In less than a decade, Thompson has created a devoted customer base, all because of a product that sustains itself on our inherent desire for everyday comfort. “I want my clothes to be your friend and to look good and feel good at the same time,” she adds.
Sashaying between Hong Kong and London, the designer believes that luxury supersedes all trends. Especially with knitwear, being ‘on trend’ has to be balanced with classic silhouettes and timeless quality.
To ensure exceptional quality, Thompson only works with trusted suppliers from Italy and Mongolia. They use 100% cashmere but some styles work better with a blend so a 30:70 wool or silk blend is also common.
As for her manufacturing, the label has been loyal to the same family-run factory that they started with, in 2006 in China. Thompson says that to start a brand, the first thing you need to know is your product and then have the production lined up for it.
Thompson’s personal ‘East meets West’ background makes her design aesthetic global. Her clothes also fall in line with the rising demand for refined loungewear. The collections dance right between yoga and post-skiing apparel, placing her in one of the most lucrative markets of our time.
This is the reason why her clothes are now stocked with major retailers such as Selfridges, Net-a-Porter, Harvey Nichols and Fortnum & Mason.
Going one step ahead, she often even collaborates with retailers to create special edits and does not shy away from customisation. “We often work very closely with buyers to rework special styles for them. That is one of the brand’s strong points,” she reveals to Apparel Resources.
Thompson also retails from Barneys in New York and Ron Herman in Los Angeles, both of which enjoy a good footfall from celebrities.
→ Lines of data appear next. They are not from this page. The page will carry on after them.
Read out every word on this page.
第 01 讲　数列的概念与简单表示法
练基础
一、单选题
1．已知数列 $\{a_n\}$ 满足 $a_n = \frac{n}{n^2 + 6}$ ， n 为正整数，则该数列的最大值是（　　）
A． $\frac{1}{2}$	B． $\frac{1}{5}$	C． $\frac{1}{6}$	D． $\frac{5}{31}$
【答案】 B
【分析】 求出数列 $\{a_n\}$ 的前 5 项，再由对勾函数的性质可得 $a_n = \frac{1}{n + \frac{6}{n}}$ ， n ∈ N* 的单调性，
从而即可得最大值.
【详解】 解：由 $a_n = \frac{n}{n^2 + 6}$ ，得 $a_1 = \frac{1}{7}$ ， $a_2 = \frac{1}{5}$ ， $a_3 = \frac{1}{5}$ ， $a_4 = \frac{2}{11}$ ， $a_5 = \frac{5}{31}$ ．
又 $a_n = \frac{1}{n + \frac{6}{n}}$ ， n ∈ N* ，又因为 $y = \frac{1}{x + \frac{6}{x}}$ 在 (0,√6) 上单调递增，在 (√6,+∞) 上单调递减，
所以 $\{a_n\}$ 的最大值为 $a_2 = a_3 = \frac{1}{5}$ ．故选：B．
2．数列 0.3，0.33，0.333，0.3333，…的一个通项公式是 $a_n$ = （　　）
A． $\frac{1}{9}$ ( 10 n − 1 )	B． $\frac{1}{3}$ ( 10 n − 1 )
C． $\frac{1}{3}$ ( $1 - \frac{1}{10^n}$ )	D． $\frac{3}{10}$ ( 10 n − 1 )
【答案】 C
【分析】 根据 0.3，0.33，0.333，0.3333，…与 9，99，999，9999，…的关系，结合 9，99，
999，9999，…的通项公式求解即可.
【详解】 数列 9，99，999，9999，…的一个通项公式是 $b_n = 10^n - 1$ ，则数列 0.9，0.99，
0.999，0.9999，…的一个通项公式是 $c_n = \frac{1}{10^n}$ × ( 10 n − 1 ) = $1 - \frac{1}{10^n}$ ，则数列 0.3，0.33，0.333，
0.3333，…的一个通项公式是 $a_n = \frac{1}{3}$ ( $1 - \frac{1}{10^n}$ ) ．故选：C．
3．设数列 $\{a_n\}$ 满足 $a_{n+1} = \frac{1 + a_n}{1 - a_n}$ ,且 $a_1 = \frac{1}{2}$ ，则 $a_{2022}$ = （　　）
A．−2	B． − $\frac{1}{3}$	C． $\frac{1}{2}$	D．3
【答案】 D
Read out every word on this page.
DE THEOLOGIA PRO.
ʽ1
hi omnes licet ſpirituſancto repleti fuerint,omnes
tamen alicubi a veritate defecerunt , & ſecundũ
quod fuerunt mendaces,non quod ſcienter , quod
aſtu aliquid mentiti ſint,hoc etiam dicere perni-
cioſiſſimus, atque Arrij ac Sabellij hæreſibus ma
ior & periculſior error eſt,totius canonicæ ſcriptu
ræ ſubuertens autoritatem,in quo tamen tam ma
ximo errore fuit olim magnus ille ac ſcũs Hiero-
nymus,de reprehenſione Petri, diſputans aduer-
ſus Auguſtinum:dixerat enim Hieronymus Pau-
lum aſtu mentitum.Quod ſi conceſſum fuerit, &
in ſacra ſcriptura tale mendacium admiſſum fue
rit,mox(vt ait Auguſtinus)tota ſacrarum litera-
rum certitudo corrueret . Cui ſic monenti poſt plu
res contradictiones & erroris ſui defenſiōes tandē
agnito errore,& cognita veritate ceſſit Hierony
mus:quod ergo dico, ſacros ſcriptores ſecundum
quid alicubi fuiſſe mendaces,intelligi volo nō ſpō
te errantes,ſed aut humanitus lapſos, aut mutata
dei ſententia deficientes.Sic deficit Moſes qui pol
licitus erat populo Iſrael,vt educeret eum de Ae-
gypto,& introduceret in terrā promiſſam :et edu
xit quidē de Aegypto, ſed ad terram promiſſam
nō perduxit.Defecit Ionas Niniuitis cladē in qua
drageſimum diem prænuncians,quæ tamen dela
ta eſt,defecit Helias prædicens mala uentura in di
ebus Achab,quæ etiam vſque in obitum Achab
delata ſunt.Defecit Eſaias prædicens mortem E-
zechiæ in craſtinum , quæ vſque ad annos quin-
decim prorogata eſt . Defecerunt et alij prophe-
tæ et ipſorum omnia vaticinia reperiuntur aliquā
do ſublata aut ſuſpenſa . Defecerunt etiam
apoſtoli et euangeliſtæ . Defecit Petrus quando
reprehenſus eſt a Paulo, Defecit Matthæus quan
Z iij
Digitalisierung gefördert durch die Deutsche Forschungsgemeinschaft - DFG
In a time where brands vie for social media cred and influencer-driven marketing, the designer’s rainbow-striped sweaters are organically filling the Instagram posts of countless fashion insiders and celebs.
It will not be wrong to deduce that to succeed in fashion, a great product should also be supplemented with the right clientele and that can only come when you build a sound network.
“There’s no point to everything else without the product. But for someone just starting out, you just have to get yourself out there. When I began, I literally went door to door with my material. There were people who were incredibly kind and put me in touch with buyers and I was just very brave! You have to be!” concludes Thompson.